Por a 15 de Outubro de 2020 as 16:58

O ministro Adjunto, da Economia e da Transição Digital, Pedro Siza Vieira, admitiu esta quinta-feira, 15 de outubro, que o apoio à retoma da atividade pode ser mantido em 2021, enquanto os outros apoios lançados para as empresas podem ser alargados, avança a Lusa, que cita as declarações do governante no final da reunião de Concertação Social.

“Entendemos que pode ser necessário continuar a manter esse regime com as afinações que possam ser necessárias no primeiro semestre do próximo ano e, se for caso disso, alargar essas medidas tendo em conta os instrumentos europeus à nossa disposição”, disse Pedro Siza Vieira, no final da reunião que debateu com os parceiros sociais a proposta de Orçamento do Estado para 2021 (OE2021).

O ministro revelou que o Governo vai “manter estes apoios ao emprego” e está disponível para “ir mais longe se necessário” nas medidas para as empresas.

Recorde-se que a proposta de OE2021 entregue na segunda-feira, 12 de outubro, na Assembleia da República prevê uma verba de 309 milhões de euros para o “prolongamento do apoio extraordinário à retoma da atividade”, mecanismo que entrou em vigor em agosto e que veio substituir o lay-off simplificado.

A medida, que deveria vigorar até dezembro de 2020 foi, no entanto, reformulada em Conselho de Ministros na semana passada, passando a abranger um maior número de situações, nomeadamente as empresas com quebras de faturação homólogas entre 25% e 40% e também empresas com quebras de faturação acima de 75%, que podem assim reduzir o horário dos trabalhadores a 100%.

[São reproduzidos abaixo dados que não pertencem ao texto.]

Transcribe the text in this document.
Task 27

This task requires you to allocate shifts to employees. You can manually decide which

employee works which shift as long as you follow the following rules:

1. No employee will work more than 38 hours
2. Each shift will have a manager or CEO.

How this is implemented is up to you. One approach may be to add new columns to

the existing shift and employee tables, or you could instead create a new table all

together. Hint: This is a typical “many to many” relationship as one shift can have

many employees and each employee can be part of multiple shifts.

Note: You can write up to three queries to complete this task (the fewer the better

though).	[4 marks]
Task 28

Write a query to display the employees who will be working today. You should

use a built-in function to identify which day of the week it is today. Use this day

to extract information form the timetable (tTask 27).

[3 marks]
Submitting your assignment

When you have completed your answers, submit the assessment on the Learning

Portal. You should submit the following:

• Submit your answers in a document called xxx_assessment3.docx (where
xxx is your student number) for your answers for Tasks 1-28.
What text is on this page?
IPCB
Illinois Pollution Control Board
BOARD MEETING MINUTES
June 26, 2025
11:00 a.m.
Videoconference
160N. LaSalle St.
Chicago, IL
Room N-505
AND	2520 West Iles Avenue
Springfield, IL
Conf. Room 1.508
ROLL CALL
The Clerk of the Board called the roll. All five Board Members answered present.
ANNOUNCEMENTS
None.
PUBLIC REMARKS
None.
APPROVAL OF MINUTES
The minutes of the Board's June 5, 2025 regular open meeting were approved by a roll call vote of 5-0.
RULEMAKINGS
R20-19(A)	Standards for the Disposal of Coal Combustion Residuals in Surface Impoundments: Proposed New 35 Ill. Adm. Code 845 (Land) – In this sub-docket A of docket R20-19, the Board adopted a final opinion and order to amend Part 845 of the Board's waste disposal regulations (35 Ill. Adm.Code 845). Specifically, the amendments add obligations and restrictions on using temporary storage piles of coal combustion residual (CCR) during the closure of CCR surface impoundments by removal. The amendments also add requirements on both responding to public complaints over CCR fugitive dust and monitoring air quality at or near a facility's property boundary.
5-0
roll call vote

Siza Vieira recusou as críticas das confederações empresariais que acusam o Governo de integrar poucas medidas para as empresas no OE2021, afirmando que no primeiro semestre do próximo ano vai ser lançado um programa de capitalização.

“Vamos também lançar medidas para a capitalização das empresas no primeiro semestre do próximo ano”, disse ainda Siza Vieira.

 

Um comentário

  1. miguel

    16 de Outubro de 2020 at 9:22

    Enquanto o governo nao perceber que nao é com sucessivo endividamento que se salvam empresas e emprego. Mas sim reduzir os custos das mesmas, as tais 4000 taxas e impostos. Como se entende que uma empresa que deu lucro em 2019 e ira ter resultado negativo em 2020 – tenha de liquidar PEC – liquidez que poderia ajudar num ano tao dificil.